Непринуждённо мешая в общении с подозреваемым местоимения «ты» и «вы», Тростинкина взялась за бланки протоколов «сотки». Первый экземпляр она запорола, так что вынуждена была в дальнейшем прибегнуть к помощи Волгина. Когда была написана последняя фраза и Рита, высунув кончик языка, поставила свою подпись, длинную, словно в ней умещались фамилия, имя и отчество целиком, Сергей невольно вздохнул. Такого количества ошибок он не позволял себе, даже учась на юрфаке, когда его впервые загнали на практику в одну из районных
— Кажется, все…
Сергей отвёл Софронова в дежурную часть, поручив её работникам честь дальнейшего препровождения задержанного в изолятор временного содержания. После этого Тростинкина долго собирала свои бумаги со стола кабинета и ещё дольше подкрашивала губы перед обколотым настенным зеркалом, не переставая возмущаться злодейской судьбой, вынудившей её перекроить все планы на уик-энд. Возмущалась она, впрочем, без злости и не забывала искоса посматривать на Сергея, который этого не замечал. Стоя перед окном, он курил в открытую форточку, смотрел, как оседают на его машину хлопья снега, и анализировал рассказ Софрона.

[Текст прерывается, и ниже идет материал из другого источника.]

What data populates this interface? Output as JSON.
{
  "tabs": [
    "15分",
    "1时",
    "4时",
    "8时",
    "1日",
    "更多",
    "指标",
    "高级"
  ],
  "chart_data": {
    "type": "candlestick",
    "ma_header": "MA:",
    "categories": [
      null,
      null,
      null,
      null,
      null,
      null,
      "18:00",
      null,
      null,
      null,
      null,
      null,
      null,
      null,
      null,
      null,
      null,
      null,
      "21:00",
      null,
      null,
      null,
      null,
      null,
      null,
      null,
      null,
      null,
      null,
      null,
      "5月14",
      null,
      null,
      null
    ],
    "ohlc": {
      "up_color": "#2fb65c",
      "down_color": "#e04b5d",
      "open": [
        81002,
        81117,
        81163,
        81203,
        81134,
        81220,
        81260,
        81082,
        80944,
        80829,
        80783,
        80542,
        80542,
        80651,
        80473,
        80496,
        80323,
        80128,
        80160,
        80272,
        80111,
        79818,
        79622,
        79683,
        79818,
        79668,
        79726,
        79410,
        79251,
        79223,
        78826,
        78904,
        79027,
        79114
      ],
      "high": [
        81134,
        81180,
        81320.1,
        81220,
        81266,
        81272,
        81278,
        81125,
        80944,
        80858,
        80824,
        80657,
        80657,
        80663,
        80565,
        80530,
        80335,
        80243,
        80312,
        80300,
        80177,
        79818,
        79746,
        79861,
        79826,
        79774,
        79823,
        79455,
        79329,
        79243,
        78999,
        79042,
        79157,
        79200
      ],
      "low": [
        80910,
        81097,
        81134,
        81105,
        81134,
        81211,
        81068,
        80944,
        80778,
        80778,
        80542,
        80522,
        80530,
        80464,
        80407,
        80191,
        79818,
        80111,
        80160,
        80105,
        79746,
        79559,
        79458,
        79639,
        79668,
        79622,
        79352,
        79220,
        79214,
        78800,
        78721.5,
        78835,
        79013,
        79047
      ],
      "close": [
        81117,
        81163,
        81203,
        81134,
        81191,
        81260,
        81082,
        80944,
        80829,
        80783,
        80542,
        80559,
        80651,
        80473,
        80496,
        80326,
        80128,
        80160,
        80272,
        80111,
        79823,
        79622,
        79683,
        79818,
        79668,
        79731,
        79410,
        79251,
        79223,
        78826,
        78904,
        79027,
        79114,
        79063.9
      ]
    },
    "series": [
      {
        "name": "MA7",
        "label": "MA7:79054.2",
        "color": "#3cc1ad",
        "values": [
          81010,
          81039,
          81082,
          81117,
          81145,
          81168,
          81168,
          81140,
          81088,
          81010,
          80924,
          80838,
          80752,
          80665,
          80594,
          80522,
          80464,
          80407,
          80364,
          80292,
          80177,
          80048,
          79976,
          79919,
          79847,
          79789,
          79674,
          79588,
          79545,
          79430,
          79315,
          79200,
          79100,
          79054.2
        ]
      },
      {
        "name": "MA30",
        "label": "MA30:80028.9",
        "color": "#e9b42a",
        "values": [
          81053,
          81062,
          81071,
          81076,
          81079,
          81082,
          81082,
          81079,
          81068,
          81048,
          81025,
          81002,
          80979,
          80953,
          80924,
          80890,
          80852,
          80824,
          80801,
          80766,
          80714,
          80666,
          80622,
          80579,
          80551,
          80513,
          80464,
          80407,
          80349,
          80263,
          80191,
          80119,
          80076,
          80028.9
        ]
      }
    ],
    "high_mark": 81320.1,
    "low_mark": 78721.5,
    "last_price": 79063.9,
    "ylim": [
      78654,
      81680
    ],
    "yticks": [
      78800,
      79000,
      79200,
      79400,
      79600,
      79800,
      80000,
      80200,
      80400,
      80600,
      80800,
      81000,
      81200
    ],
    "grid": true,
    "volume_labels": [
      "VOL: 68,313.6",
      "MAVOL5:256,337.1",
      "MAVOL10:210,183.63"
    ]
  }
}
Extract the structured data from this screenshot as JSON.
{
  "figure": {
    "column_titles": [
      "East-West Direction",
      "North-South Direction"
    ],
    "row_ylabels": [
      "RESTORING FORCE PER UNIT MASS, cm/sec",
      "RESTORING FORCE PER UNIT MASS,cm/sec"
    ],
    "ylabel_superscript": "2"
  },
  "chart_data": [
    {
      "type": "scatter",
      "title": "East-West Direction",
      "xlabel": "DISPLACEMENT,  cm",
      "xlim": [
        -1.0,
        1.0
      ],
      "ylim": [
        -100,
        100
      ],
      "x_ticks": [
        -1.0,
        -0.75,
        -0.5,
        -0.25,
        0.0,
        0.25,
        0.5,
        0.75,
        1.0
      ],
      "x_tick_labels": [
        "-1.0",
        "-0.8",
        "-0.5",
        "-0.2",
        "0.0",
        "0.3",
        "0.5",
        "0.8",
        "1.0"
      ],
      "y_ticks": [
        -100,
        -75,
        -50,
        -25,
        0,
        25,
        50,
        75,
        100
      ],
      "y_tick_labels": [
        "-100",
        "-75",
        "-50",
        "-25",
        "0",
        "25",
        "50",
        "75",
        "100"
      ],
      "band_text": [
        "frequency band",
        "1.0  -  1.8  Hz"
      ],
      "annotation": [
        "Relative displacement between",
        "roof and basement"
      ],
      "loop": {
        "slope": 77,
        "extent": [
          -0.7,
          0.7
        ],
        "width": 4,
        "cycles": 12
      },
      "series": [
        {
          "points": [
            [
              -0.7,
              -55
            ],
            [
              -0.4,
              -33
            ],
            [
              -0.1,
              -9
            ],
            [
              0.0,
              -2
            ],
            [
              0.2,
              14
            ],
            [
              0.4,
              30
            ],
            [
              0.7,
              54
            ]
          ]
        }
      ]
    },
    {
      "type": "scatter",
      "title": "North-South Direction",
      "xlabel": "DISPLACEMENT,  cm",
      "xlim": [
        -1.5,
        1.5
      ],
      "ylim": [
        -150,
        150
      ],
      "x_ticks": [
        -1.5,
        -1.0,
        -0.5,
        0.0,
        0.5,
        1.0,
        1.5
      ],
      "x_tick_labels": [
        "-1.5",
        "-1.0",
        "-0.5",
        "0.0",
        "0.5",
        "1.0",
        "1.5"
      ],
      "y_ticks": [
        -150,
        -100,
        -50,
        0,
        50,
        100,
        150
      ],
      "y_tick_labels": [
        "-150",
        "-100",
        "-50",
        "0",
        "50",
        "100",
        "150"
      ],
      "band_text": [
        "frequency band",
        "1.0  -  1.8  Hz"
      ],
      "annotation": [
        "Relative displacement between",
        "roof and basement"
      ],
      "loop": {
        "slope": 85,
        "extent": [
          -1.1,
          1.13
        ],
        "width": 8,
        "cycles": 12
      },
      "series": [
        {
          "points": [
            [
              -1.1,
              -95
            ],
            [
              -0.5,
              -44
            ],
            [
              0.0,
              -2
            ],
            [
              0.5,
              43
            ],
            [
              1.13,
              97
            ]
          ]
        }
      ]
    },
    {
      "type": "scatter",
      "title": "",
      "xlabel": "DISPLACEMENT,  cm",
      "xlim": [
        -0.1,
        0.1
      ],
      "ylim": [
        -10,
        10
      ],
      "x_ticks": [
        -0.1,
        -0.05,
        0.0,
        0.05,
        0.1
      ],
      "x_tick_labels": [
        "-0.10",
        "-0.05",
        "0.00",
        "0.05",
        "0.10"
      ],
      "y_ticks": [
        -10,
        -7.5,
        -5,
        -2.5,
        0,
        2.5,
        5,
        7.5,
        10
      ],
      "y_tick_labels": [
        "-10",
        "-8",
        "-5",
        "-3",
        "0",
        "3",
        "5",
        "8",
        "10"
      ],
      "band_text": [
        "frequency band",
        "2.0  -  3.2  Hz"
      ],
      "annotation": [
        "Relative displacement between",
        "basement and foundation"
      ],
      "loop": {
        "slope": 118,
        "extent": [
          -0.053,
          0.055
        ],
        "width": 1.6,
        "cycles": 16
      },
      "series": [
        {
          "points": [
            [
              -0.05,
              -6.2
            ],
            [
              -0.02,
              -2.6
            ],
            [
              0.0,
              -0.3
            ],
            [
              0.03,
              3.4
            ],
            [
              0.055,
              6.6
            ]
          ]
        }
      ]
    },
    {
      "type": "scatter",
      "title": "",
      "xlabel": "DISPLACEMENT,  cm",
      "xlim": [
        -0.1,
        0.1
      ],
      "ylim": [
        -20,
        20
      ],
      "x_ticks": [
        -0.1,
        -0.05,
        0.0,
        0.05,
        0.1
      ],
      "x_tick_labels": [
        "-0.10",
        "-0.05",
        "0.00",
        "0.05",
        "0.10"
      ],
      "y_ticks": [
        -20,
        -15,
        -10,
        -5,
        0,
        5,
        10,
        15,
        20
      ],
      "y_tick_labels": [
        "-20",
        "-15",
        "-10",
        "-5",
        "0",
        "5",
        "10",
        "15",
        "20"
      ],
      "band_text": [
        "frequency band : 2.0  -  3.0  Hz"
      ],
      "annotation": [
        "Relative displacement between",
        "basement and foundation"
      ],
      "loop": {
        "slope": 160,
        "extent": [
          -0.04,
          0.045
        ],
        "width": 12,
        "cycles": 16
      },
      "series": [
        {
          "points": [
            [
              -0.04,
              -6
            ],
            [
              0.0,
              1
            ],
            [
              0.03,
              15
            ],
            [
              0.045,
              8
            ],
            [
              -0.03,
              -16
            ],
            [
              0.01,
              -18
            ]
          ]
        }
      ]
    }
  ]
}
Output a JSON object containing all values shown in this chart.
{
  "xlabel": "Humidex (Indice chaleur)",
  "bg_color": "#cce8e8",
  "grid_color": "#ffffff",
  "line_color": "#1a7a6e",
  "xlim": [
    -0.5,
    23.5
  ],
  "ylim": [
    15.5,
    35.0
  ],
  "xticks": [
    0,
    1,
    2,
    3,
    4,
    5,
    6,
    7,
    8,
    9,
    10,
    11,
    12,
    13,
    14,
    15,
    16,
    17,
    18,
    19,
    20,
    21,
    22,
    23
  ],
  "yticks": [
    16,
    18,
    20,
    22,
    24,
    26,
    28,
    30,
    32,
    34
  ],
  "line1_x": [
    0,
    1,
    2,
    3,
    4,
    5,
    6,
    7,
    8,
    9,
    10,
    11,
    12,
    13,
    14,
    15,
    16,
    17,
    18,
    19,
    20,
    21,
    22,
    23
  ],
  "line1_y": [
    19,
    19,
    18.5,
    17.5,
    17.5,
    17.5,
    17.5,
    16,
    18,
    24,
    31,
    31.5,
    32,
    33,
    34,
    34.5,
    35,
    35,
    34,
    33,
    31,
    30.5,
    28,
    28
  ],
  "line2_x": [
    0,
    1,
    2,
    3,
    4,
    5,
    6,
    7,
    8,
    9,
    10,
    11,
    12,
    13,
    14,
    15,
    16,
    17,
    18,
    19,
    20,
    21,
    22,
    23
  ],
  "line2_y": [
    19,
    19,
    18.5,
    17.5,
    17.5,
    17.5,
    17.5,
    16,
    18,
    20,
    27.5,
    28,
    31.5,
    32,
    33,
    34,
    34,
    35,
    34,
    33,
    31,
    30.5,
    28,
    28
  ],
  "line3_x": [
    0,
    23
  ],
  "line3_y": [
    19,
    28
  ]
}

Придавать ему чрезмерное значение не стоило. Ключевых моментов было три: отношения в семье, инцест, оружие. Первые два теоретически могли послужить причиной убийства. Как реализовать такую информацию? Быстрых и эффективных способов не существовало, разве что путём грубого физического воздействия на «железную леди» Л.Б. Иванцову. Попытаться отыскать старые меддокументы и говорить с Людмилой Борисовной, имея их на руках в качестве козыря? Слабовато. Ну подтвердит она, прижатая к стенке, что Арнольд Михайлович спал с Лукерьей, в то время как она срывала голос на митингах в поддержку реформ, а что дальше? Дальше, собственно, ничего, за исключением лишнего повода для клерков из главка придраться к состоянию оперативно-поискового дела и настрочить список бездарных рекомендаций. Ни один «глухарь» ещё не был раскрыт благодаря подобным рекомендациям, но за их игнорирование или ненадлежащее исполнение пострадало множество оперов по всей России. Пообщаться с Лукерьей? Общаться, конечно, придётся, и здесь — карты в руки Андрею, который сумел установить с девчонкой психологический контакт, но тоже сомнительно, что из этого выйдет что-то путевое. Если Лаки причастна к гибели папаши, то станет молчать до последнего. Она сама, Сергей был в этом уверен, из пистолета не стреляла, должна была просить кого-то из друзей, которых не сдаст, как ты её ни уговаривай. «Вымогатели» Алик и Шурик? Установить их полные данные возможно: если они не плод воображения Софрона, а реальные люди, имеющие отношение к дочке Шершавчика, то это лишь вопрос времени, не более того. Лаки и не заметит, как её дружбаны окажутся под колпаком. Но опять-таки, что делать дальше? Тащить их в околоток и «колоть»? Затевать длительную разработку, терпеливо «окучивать», рассчитывая выявить другие эпизоды преступной деятельности? С места убийства Гладкостенного не изъяли ни единого отпечатка пальцев или обуви, не отыскали ни одного свидетеля, который мог бы опознать душегуба. Даже если Алик с Шуриком и признаются, никто их на основании этого признания не осудит. А ведь даже нет личной уверенности и отсутствуют какие-либо оперативные данные о том, что парням действительно есть в чём признаваться. Софронов, оказавшись в шкуре подозреваемого, будет городить всё что угодно, надеясь расположить к себе оперов, выхлопотать если не подписку о невыезде вместо ареста, то «хорошую» камеру в следственном изоляторе и, в перспективе, судебный приговор «ниже низшего».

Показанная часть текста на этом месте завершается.